Andrzej Karcz, University of Chicago

When, by 1930, the Russian school of Formalism was silenced as heresy in the Soviet Union, a similar school of literary theory and analysis began to take form in Poland. Like their Russian counterparts, many Polish literary historians and theorists rose up to question traditional methods of scholarship, which had been preoccupied with biographism, and the psychological and ideological aspects of literature. Like the Russians, Polish scholars postulated a new approach to literary art, and in their works they embarked upon analyzing basic Formalist concepts of the autonomy and methodology of literary scholarship, the distinguishing features of literature, and the morphology of the literary work.
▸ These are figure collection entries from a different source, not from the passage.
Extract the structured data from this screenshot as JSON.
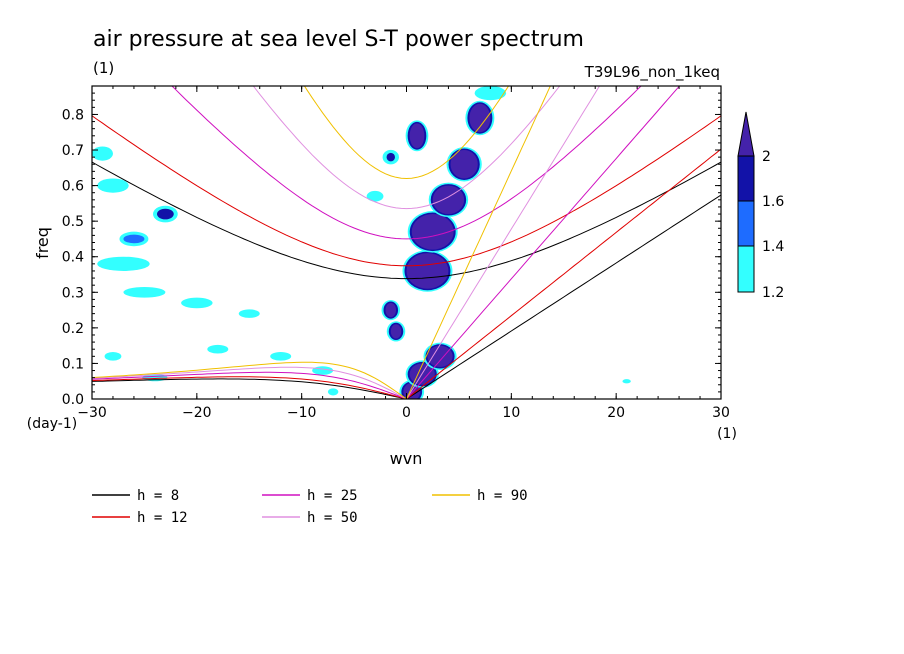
{
  "chart_data": {
    "type": "contour",
    "title": "air pressure at sea level S-T power spectrum",
    "units_label": "(1)",
    "run_label": "T39L96_non_1keq",
    "xlabel": "wvn",
    "ylabel": "freq",
    "x_unit_label": "(1)",
    "y_unit_label": "(day-1)",
    "xlim": [
      -30,
      30
    ],
    "ylim": [
      0,
      0.88
    ],
    "x_ticks": [
      -30,
      -20,
      -10,
      0,
      10,
      20,
      30
    ],
    "y_ticks": [
      0.0,
      0.1,
      0.2,
      0.3,
      0.4,
      0.5,
      0.6,
      0.7,
      0.8
    ],
    "colorbar": {
      "levels": [
        1.2,
        1.4,
        1.6,
        2
      ],
      "colors": [
        "#33ffff",
        "#1e6cff",
        "#1212a8",
        "#4422aa"
      ]
    },
    "dispersion_curves": [
      {
        "label": "h =  8",
        "h": 8,
        "color": "#000000"
      },
      {
        "label": "h = 12",
        "h": 12,
        "color": "#e00000"
      },
      {
        "label": "h = 25",
        "h": 25,
        "color": "#d010c0"
      },
      {
        "label": "h = 50",
        "h": 50,
        "color": "#e090e0"
      },
      {
        "label": "h = 90",
        "h": 90,
        "color": "#f0c000"
      }
    ],
    "contour_regions": [
      {
        "x": 0.5,
        "y": 0.02,
        "rx": 0.8,
        "ry": 0.025,
        "level": 2
      },
      {
        "x": 1.5,
        "y": 0.07,
        "rx": 1.2,
        "ry": 0.03,
        "level": 2
      },
      {
        "x": 3.2,
        "y": 0.12,
        "rx": 1.2,
        "ry": 0.03,
        "level": 2
      },
      {
        "x": 2.0,
        "y": 0.36,
        "rx": 2.0,
        "ry": 0.05,
        "level": 2
      },
      {
        "x": 2.5,
        "y": 0.47,
        "rx": 2.0,
        "ry": 0.05,
        "level": 2
      },
      {
        "x": 4.0,
        "y": 0.56,
        "rx": 1.5,
        "ry": 0.04,
        "level": 2
      },
      {
        "x": 5.5,
        "y": 0.66,
        "rx": 1.3,
        "ry": 0.04,
        "level": 2
      },
      {
        "x": 7.0,
        "y": 0.79,
        "rx": 1.0,
        "ry": 0.04,
        "level": 2
      },
      {
        "x": 1.0,
        "y": 0.74,
        "rx": 0.7,
        "ry": 0.035,
        "level": 2
      },
      {
        "x": -1.5,
        "y": 0.25,
        "rx": 0.5,
        "ry": 0.02,
        "level": 2
      },
      {
        "x": -1.0,
        "y": 0.19,
        "rx": 0.5,
        "ry": 0.02,
        "level": 2
      },
      {
        "x": -23.0,
        "y": 0.52,
        "rx": 0.8,
        "ry": 0.015,
        "level": 1.6
      },
      {
        "x": -26.0,
        "y": 0.45,
        "rx": 1.0,
        "ry": 0.012,
        "level": 1.4
      },
      {
        "x": -27.0,
        "y": 0.38,
        "rx": 2.5,
        "ry": 0.02,
        "level": 1.2
      },
      {
        "x": -28.0,
        "y": 0.6,
        "rx": 1.5,
        "ry": 0.02,
        "level": 1.2
      },
      {
        "x": -29.0,
        "y": 0.69,
        "rx": 1.0,
        "ry": 0.02,
        "level": 1.2
      },
      {
        "x": -25.0,
        "y": 0.3,
        "rx": 2.0,
        "ry": 0.015,
        "level": 1.2
      },
      {
        "x": -20.0,
        "y": 0.27,
        "rx": 1.5,
        "ry": 0.015,
        "level": 1.2
      },
      {
        "x": -15.0,
        "y": 0.24,
        "rx": 1.0,
        "ry": 0.012,
        "level": 1.2
      },
      {
        "x": -18.0,
        "y": 0.14,
        "rx": 1.0,
        "ry": 0.012,
        "level": 1.2
      },
      {
        "x": -12.0,
        "y": 0.12,
        "rx": 1.0,
        "ry": 0.012,
        "level": 1.2
      },
      {
        "x": -8.0,
        "y": 0.08,
        "rx": 1.0,
        "ry": 0.012,
        "level": 1.2
      },
      {
        "x": -28.0,
        "y": 0.12,
        "rx": 0.8,
        "ry": 0.012,
        "level": 1.2
      },
      {
        "x": -24.0,
        "y": 0.06,
        "rx": 1.2,
        "ry": 0.01,
        "level": 1.2
      },
      {
        "x": -3.0,
        "y": 0.57,
        "rx": 0.8,
        "ry": 0.015,
        "level": 1.2
      },
      {
        "x": -1.5,
        "y": 0.68,
        "rx": 0.4,
        "ry": 0.012,
        "level": 1.6
      },
      {
        "x": 8.0,
        "y": 0.86,
        "rx": 1.5,
        "ry": 0.02,
        "level": 1.2
      },
      {
        "x": -7.0,
        "y": 0.02,
        "rx": 0.5,
        "ry": 0.01,
        "level": 1.2
      },
      {
        "x": 21.0,
        "y": 0.05,
        "rx": 0.4,
        "ry": 0.006,
        "level": 1.2
      }
    ]
  },
  "legend": [
    {
      "label": "h =  8",
      "color": "#000000"
    },
    {
      "label": "h = 12",
      "color": "#e00000"
    },
    {
      "label": "h = 25",
      "color": "#d010c0"
    },
    {
      "label": "h = 50",
      "color": "#e090e0"
    },
    {
      "label": "h = 90",
      "color": "#f0c000"
    }
  ]
}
While presenting a comparative and contrasting approach to Polish and Russian Formalism, the paper concentrates on the theory and practice of the Polish Formalist School (K. Woycicki, M. Kridl, F. Siedlecki, D. Hopensztand, K. Budzyk) and attempts to show which ideas of the Russian Formalists the Polish school accepted and applied, and which it modified and transcended. Thus the paper shows that the two schools of literary criticism dealt with the same problems of literary analysis, although they did not always propose similar solutions. Special attention in the paper is first paid to Woycicki's original definition of the subject of literary study and his Formalist, or even structuralist, concept of the literary work; in the paper his ideas are referred to analogous concepts of Shklovskij and Tynjanov. Later, the paper examines briefly Kridl's "integral method" and its use of the Russian scholars' Formalist theory. In dealing with the efforts of the younger members of the Polish school of Formalism, the paper analyzes the following: 1) Siedlecki's studies of Polish metrics and his use of both Shklovskij's concepts (defamiliarization, making it strange) and Tomashevskij's and Jakobson's ideas referring to rhythm and rhythmical patterns in poetry; 2) Budzyk's application of Vinogradov's concepts in the studies of stylistics; 3) and Hopensztand's venture into investigating the issues of stylistics and the sociology of language as a reflection, albeit remote, of Tynjanov's concept of relations between literary and extraliterary phenomena.

The paper closes with an observation that by applying and modifying the ideas of Russian Formalism, the Polish Formalist School of the 1930s modernized Polish literary scholarship in a fundamental way. Yet the school is remarkably little known and remains unappreciated in the scholarship on literary criticism.